Voice Generation

LEVANTE tasks are designed to be adapted across a wide variety of languages and dialects, and to undergo rapid iteration during the adaptation process. For these reasons, it is not possible to record and edit audio assets using voice actors. In addition to being cost- and time-prohibitive, it is very hard to update these assets when task items or instructions change. Thus, all speech for all LEVANTE tasks is generated via AI audio generation software.

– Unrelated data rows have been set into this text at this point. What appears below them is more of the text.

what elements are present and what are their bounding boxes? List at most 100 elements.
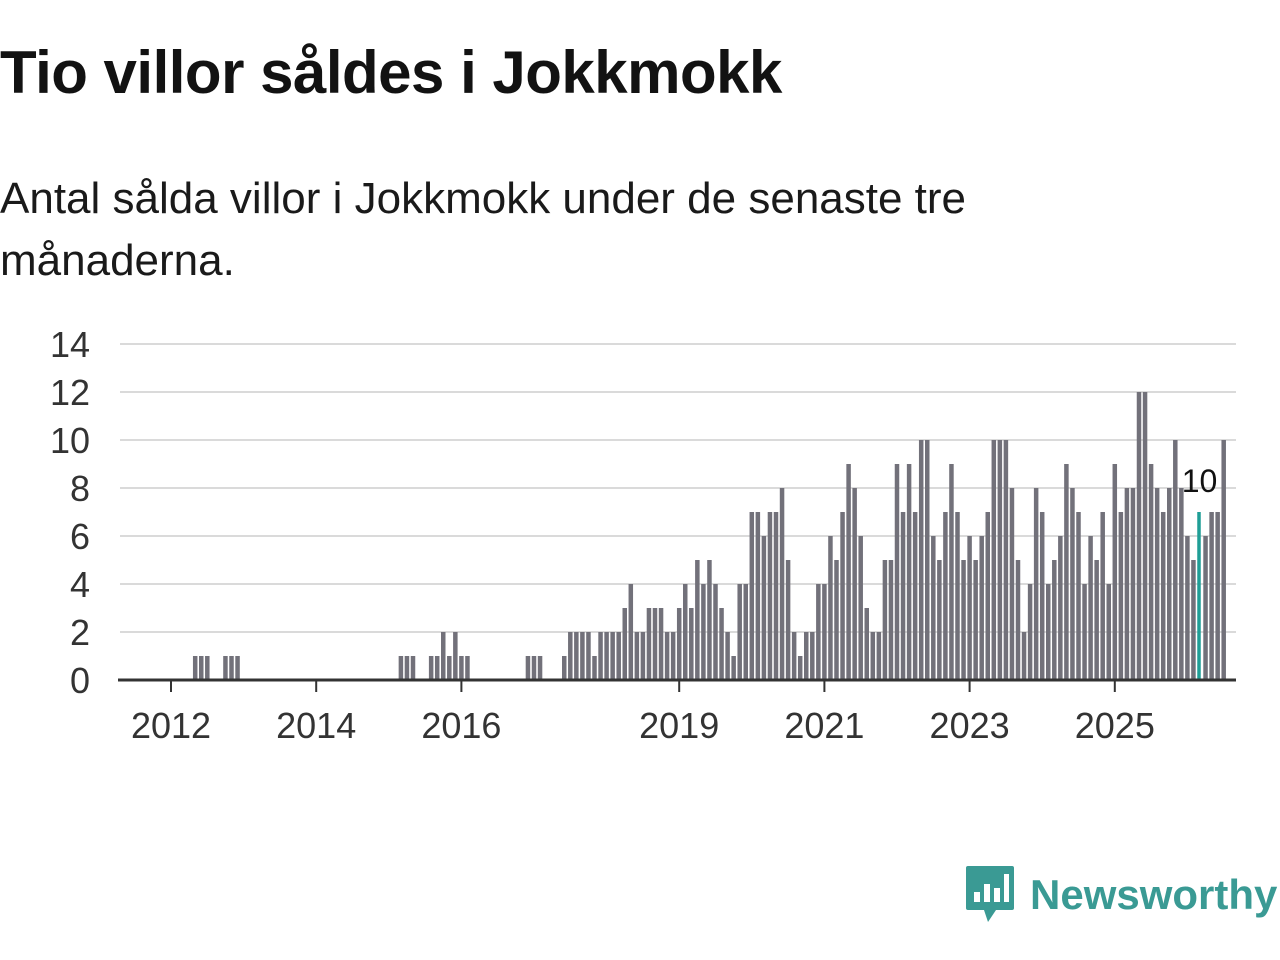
chart-title: Tio villor såldes i Jokkmokk [0,39,782,106]
bar [646,608,652,680]
bar [870,632,876,680]
bar [695,560,700,680]
bar [894,464,900,680]
bar [205,656,210,680]
bar [531,656,537,680]
bar [713,584,718,680]
bar [1179,488,1184,680]
y-tick-label: 6 [70,516,90,557]
bar [616,632,621,680]
bar [967,536,972,680]
bar [888,560,894,680]
y-tick-label: 0 [70,660,90,701]
x-tick-label: 2023 [930,705,1010,746]
bar [1046,584,1051,680]
bar [900,512,906,680]
bar [804,632,809,680]
bar [1015,560,1021,680]
bar [1173,440,1178,680]
bar [428,656,434,680]
bar [1112,464,1118,680]
bar [592,656,597,680]
bar-chart: 0 2 4 6 8 10 12 14 2012 2014 2016 2019 2021 2023 2025… [50,324,1236,746]
bar [1021,632,1027,680]
bar [1221,440,1226,680]
bar [525,656,531,680]
bar [767,512,773,680]
bar [828,536,833,680]
newsworthy-logo-icon [966,866,1014,922]
bar [223,656,228,680]
bar [1209,512,1214,680]
bar [192,656,198,680]
bar [652,608,658,680]
bar [822,584,827,680]
bar [1039,512,1045,680]
latest-value-label: 10 [1182,463,1218,499]
bar [568,632,573,680]
bar [743,584,748,680]
bar [731,656,736,680]
bar [876,632,882,680]
y-tick-label: 14 [50,324,90,365]
bar [465,656,470,680]
bar [773,512,779,680]
bar [640,632,646,680]
bar [1215,512,1220,680]
y-tick-label: 12 [50,372,90,413]
bar [1203,536,1208,680]
y-tick-label: 2 [70,612,90,653]
bar [918,440,924,680]
brand-name: Newsworthy [1030,871,1278,918]
bar [229,656,234,680]
x-tick-label: 2016 [421,705,501,746]
bar [459,656,464,680]
bar [1058,536,1063,680]
y-tick-label: 10 [50,420,90,461]
bar [925,440,930,680]
bar [441,632,446,680]
bar [676,608,682,680]
bar [199,656,204,680]
bar [961,560,966,680]
bar [1082,584,1087,680]
bar [447,656,452,680]
bar [1148,464,1154,680]
bar [1154,488,1160,680]
bar [1003,440,1009,680]
bar [931,536,936,680]
bar [1106,584,1111,680]
bar [574,632,579,680]
bar [701,584,706,680]
chart-subtitle: Antal sålda villor i Jokkmokk under de s… [0,174,967,285]
bar [797,656,803,680]
bar [810,632,815,680]
bar [683,584,688,680]
bar [1009,488,1015,680]
bar [973,560,978,680]
x-tick-label: 2014 [276,705,356,746]
bar [1027,584,1033,680]
bar [404,656,410,680]
bar [949,464,954,680]
bar [410,656,416,680]
bar [737,584,742,680]
bar [562,656,567,680]
bar [943,512,948,680]
bar [755,512,761,680]
bar [846,464,851,680]
bar [991,440,997,680]
bar [1130,488,1136,680]
bar [997,440,1003,680]
x-tick-label: 2025 [1075,705,1155,746]
bar [235,656,240,680]
bar [937,560,942,680]
bar [1033,488,1039,680]
bars [192,392,1226,680]
grid-lines [120,343,1236,633]
bar [398,656,404,680]
bar [628,584,634,680]
bar [1094,560,1099,680]
bar [779,488,785,680]
bar [979,536,984,680]
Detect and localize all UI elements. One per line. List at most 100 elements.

As of late 2024 we are still iterating on this process and we expect that audio assets will improve as we identify better vendors and improve our pipeline.

Details

This document explains how we generate audio for the LEVANTE tasks. Note, this is a technical document intended in part for devs working on LEVANTE.

The broad steps:

Ensure translations are complete and correct.
Select a voice on play.ht, which is our current AI voice provider. Then generate a sample for each voice in the new language, and ask native speakers (ideally, LEVANTE site researchers) to evaluate which voice has the best pronunciation, sounds natural, and hopefully somewhat child-friendly (enthusiastic, not too fast – although speed can be modified in the API).
Use parallel_download to generate audio for the new language, using the selected voice. File names are taken from the item_id column, and audio is generated from the specified language column (e.g., de = German).
Add the new audio files to the appropriate directory in the LEVANTE core-tasks repo. For example, German memory game audio should be put in core-tasks/assets/memory-game/de/shared/
Upload the new audio files to the appropriate Google Cloud bucket, in the appropriate language directory. (E.g., for the memory task: https://console.cloud.google.com/storage/browser/memory-game-levante )

Below we document which voices have been selected for each language, and give examples of how to call.

Voice Choices

English: python playDotHt_v1.py translation-items.csv 'en' 'en-US-AriaNeural'

Spanish (Colombia): python playDotHt_v1.py translation-items.csv 'es-co' es-CO-SalomeNeural

German: python playDotHt_v1.py translation-items.csv 'de' 'VickiNeural'